Pro tip: If you want dynamic lists that update as new leads match the criteria, use “Smart” or “Dynamic” segments. Static lists are fine for one-off campaigns.
Step 5: Test Your Segments (Don’t Skip This)
It’s tempting to rush ahead, but a quick spot check can save you embarrassment.
- Preview your segment: Look at a few leads—do they actually fit your criteria?
- Send yourself a test email: Make sure merge fields (like {{First Name}}) work.
- Check size: If a segment is tiny or huge, double-check your filters.
- Review for weird outliers: You don’t want your “CEOs” segment full of interns.
Honest take: Most embarrassing outreach mistakes come from bad segments, not bad copy. One wrong filter and you’re pitching your enterprise tool to freelancers.

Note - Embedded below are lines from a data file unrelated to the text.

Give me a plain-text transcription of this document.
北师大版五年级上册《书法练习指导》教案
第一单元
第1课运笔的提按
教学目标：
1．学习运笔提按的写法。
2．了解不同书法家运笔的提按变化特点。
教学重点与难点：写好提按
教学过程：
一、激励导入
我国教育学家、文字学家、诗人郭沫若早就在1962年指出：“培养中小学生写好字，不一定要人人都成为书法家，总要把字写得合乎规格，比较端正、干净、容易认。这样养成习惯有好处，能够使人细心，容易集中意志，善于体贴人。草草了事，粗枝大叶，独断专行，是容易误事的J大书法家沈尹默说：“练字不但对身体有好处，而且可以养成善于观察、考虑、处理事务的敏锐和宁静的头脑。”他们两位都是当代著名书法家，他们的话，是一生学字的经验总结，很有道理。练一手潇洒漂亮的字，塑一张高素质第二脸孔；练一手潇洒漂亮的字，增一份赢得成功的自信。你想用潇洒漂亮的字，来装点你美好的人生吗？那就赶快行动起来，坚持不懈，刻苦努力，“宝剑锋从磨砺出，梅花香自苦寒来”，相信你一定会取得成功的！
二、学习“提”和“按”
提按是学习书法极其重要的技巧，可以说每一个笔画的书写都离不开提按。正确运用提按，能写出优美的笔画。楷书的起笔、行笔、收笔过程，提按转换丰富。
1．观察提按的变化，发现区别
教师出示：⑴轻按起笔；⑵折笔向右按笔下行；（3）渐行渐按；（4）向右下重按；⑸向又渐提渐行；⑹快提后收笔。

Step 6: Build Campaigns for Each Segment
Now you’re ready to actually put those segments to use.
- Go to the “Campaigns” tab.
- Choose your segment as the recipient list.
- Write copy that speaks directly to that group—don’t send the same message to CFOs and IT admins.
- Use personalization tokens (Mailforge calls them “merge tags”) for things like first name, company, or industry.
- Set up follow-ups or drips specific to that segment’s pain points.
What works: Short, relevant emails. Reference something that matters to their segment (e.g., “We help SaaS teams with 100+ staff…”).
What doesn’t: Over-automating. If you try to personalize everything at once, you’ll end up with messages that feel robotic or, worse, break mid-send.
Step 7: Monitor and Refine
Segmentation isn’t a “set it and forget it” thing. Keep an eye on what’s working.
- Track open and reply rates by segment. If your “Enterprise CTOs” aren’t biting, maybe your offer or message needs a rethink.
- Adjust segments as you learn. If you find most of your wins are in a certain vertical or company size, double down there.
- Don’t chase every possible segment. Focus on the buckets that actually bring results.
Pro tip: Occasionally prune stale segments. If nobody’s replied in months, archive it and move on.
Real Talk: What to Ignore
- Shiny “AI-based segment suggestions.” Mailforge might pitch these, but they’re not magic. Use your own common sense—AI can’t know your audience better than you do.
- Every possible filter. More filters doesn’t mean better segments. It just means more complexity and more room for error.
- Old or incomplete data. Don’t try to resurrect dead leads with clever segmentation. Focus on fresh, accurate contacts.
Keep It Simple, Iterate Often
Don’t stress about getting segmentation perfect on day one. Start with two or three useful segments, write relevant outreach, and see what lands. Iterate. Drop what’s not working, double down on what is. The goal is to have conversations with the right people—not to build a perfect database.
If you keep your segments tight and your data clean, you’ll send better emails, waste less time, and actually get replies. That’s all you really need.